Guyana and the European Union (EU) have concluded a six-year process of negotiations towards a Voluntary Partnership Agreement (VPA), which aims to improve the application of forest laws, strengthen forest governance and promote trade in legal wood products.

Representatives of Guyana and the EU initialised the VPA on November 23 in Brussels, ahead of each side signing and ratifying the agreement. Guyana, with its clear forest vocation, has an area of 16.5 million hectares of natural forest; 5.5 million hectares are devoted to forest management, which represents 35 percent of the forests, according to data provided by the Guyana Forestry Commission (GFC).

VPAs are among the elements of the EU Forest Law Enforcement, Governance and Trade (FLEGT), which the EU adopted in response to the global problem of illegal logging and associated trade. The Guyana-EU VPA will enter into force after both sides have ratified it, triggering a period in which Guyana will develop a system for verifying the legality of its timber products and will implement its other VPA commitments.

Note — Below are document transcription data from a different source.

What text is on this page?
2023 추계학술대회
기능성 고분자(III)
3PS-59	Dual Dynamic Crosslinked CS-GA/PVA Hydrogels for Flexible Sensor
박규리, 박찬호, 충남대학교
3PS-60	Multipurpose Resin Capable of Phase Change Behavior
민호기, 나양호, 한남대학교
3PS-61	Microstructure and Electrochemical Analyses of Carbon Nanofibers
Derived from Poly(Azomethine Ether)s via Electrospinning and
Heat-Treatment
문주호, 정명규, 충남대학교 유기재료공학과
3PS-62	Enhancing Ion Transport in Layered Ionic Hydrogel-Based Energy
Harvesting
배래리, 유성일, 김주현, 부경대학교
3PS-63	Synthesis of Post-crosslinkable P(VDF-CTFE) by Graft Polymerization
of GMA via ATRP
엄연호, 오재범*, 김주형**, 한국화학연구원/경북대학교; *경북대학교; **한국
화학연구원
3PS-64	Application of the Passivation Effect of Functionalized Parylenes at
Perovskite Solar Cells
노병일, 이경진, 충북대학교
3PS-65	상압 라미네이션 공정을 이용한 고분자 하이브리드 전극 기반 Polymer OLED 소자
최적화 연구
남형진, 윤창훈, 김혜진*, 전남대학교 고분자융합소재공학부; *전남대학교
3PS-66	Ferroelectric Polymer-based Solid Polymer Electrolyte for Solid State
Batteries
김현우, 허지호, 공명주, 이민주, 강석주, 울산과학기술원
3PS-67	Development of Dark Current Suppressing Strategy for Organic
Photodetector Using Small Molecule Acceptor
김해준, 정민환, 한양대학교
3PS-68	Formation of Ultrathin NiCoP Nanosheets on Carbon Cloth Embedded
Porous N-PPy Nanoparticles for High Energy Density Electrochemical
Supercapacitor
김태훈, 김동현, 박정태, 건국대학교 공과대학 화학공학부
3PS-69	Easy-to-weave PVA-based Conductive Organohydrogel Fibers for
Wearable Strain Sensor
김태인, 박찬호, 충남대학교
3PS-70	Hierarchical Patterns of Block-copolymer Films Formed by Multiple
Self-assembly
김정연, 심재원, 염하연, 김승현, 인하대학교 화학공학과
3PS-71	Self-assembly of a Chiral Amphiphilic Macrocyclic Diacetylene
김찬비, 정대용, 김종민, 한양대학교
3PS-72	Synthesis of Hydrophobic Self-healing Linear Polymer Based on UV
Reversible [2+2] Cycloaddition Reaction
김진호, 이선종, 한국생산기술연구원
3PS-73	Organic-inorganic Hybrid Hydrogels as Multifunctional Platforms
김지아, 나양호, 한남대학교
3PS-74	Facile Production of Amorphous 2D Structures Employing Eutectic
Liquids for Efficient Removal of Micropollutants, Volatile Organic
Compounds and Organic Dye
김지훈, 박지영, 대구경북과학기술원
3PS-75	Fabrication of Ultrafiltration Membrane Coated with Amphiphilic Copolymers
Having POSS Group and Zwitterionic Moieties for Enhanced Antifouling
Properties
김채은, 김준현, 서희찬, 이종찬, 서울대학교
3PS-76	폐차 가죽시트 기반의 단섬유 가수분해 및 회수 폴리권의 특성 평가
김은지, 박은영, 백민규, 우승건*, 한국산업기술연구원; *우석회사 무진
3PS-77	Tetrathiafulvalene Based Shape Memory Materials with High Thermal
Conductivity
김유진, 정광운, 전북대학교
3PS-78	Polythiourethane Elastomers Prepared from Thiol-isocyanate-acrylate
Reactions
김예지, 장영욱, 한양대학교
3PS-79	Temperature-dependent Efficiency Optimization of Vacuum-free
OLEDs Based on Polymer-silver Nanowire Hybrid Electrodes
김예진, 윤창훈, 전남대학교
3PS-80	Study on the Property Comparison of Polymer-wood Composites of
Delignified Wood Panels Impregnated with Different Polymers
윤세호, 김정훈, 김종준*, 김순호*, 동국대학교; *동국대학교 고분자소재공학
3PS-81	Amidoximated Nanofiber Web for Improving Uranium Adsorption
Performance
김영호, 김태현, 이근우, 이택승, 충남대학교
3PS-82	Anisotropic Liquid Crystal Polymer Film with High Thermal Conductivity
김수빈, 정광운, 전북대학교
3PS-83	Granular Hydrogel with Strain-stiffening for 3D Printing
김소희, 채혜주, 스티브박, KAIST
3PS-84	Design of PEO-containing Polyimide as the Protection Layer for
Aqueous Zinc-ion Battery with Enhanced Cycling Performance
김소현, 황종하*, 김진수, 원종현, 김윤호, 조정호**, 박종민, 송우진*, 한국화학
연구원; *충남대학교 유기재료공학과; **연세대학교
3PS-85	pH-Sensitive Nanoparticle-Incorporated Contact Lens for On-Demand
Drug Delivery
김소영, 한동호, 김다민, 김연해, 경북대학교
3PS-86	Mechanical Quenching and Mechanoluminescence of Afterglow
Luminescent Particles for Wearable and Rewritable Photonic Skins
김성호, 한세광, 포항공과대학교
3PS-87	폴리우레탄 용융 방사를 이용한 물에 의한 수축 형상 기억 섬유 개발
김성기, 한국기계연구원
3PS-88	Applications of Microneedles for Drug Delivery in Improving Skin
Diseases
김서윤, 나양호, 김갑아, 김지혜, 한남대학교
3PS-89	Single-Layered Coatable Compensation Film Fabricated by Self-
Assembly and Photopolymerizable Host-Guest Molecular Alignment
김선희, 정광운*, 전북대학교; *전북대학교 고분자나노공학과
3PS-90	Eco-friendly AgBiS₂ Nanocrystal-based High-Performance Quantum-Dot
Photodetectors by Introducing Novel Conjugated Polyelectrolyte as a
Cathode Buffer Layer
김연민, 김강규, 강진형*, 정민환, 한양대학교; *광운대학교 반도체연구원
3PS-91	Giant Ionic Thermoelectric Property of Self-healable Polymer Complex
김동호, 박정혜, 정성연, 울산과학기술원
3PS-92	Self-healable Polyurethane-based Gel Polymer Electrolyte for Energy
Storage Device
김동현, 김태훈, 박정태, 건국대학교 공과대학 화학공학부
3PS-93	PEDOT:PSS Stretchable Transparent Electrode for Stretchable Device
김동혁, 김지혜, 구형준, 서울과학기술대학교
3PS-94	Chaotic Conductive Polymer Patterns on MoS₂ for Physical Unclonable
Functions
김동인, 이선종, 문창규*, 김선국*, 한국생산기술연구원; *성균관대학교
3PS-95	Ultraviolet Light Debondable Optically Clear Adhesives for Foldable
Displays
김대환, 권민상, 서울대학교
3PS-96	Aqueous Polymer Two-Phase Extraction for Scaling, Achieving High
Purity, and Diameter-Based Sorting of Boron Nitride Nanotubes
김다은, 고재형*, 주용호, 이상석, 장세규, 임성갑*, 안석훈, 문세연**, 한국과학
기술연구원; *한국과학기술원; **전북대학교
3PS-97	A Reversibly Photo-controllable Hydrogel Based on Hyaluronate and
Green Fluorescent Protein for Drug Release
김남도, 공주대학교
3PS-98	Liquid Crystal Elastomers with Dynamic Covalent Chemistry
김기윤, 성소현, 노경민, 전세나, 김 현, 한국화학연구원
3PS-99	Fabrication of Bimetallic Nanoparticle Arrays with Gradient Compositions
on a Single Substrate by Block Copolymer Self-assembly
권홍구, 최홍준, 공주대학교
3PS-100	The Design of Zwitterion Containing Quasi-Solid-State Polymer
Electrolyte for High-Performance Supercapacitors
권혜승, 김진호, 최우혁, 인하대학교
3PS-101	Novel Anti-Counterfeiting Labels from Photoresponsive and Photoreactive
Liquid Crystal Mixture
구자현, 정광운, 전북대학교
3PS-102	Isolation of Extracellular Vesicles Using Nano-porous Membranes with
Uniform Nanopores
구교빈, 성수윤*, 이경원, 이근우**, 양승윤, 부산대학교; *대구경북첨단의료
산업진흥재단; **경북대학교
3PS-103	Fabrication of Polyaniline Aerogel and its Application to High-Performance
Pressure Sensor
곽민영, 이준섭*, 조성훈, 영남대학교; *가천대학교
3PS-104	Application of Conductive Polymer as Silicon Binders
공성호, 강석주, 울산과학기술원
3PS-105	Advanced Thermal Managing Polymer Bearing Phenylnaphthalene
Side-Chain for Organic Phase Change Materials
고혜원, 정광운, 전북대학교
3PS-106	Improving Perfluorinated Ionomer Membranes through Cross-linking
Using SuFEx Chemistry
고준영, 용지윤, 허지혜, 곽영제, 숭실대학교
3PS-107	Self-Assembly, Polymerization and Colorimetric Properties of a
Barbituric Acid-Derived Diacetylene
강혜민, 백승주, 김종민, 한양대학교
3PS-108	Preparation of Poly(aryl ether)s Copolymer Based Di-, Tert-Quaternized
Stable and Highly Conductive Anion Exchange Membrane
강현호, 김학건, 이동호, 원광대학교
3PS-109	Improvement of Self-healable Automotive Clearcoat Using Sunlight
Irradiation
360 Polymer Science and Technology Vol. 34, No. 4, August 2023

The Food and Agriculture Organization of the United Nations (FAO) is helping to implement the FLEGT Action Plan in 25 tropical countries in Asia, Africa, and America. This programme, called FAO-EU FLEGT, implemented by FAO and funded by the EU and the governments of Sweden and the United Kingdom, works actively in Guyana to establish several initiatives that encourage forest sector actors to use forests in a legal and sustainable way, facilitating in parallel the negotiation and implementation of the VPA. Guyana is one of 15 countries that was negotiating a VPA with the EU and has given it a high political priority at the national and sectoral levels.

During the negotiations, representatives of indigenous peoples, agro forestry communities, the private forestry sector, and government agencies were consulted. These groups also benefitted during the VPA negotiations from donor-funded capacity-building projects.

“The success of FAO’s support to the FLEGT process in Guyana is based on facilitating a multi-stakeholder dialogue or, in simple words, to get people and institutions to talk with each other. The vision of encouraging the dialogue is also visible in the variety of organizations FAO partnered with,” said Claus-Martin Eckelmann, FAO Regional Forestry Officer for the Caribbean.

He added, “Crosscutting through the project is the spirit of getting people and agencies who have not had much contact with each other to communicate and to address the problems which require the collaboration of multiple agencies and institutions.”

The EU is a major global market for timber and timber products, with about 500 million potential consumers, a key market for timber products from Guyana. In 2016, the value of Guyana’s wood and wood product exports to the EU was US$2 million, which amounted to five percent of Guyana’s total wood and wood product exports, according to the Chatham House Resource Trade Database.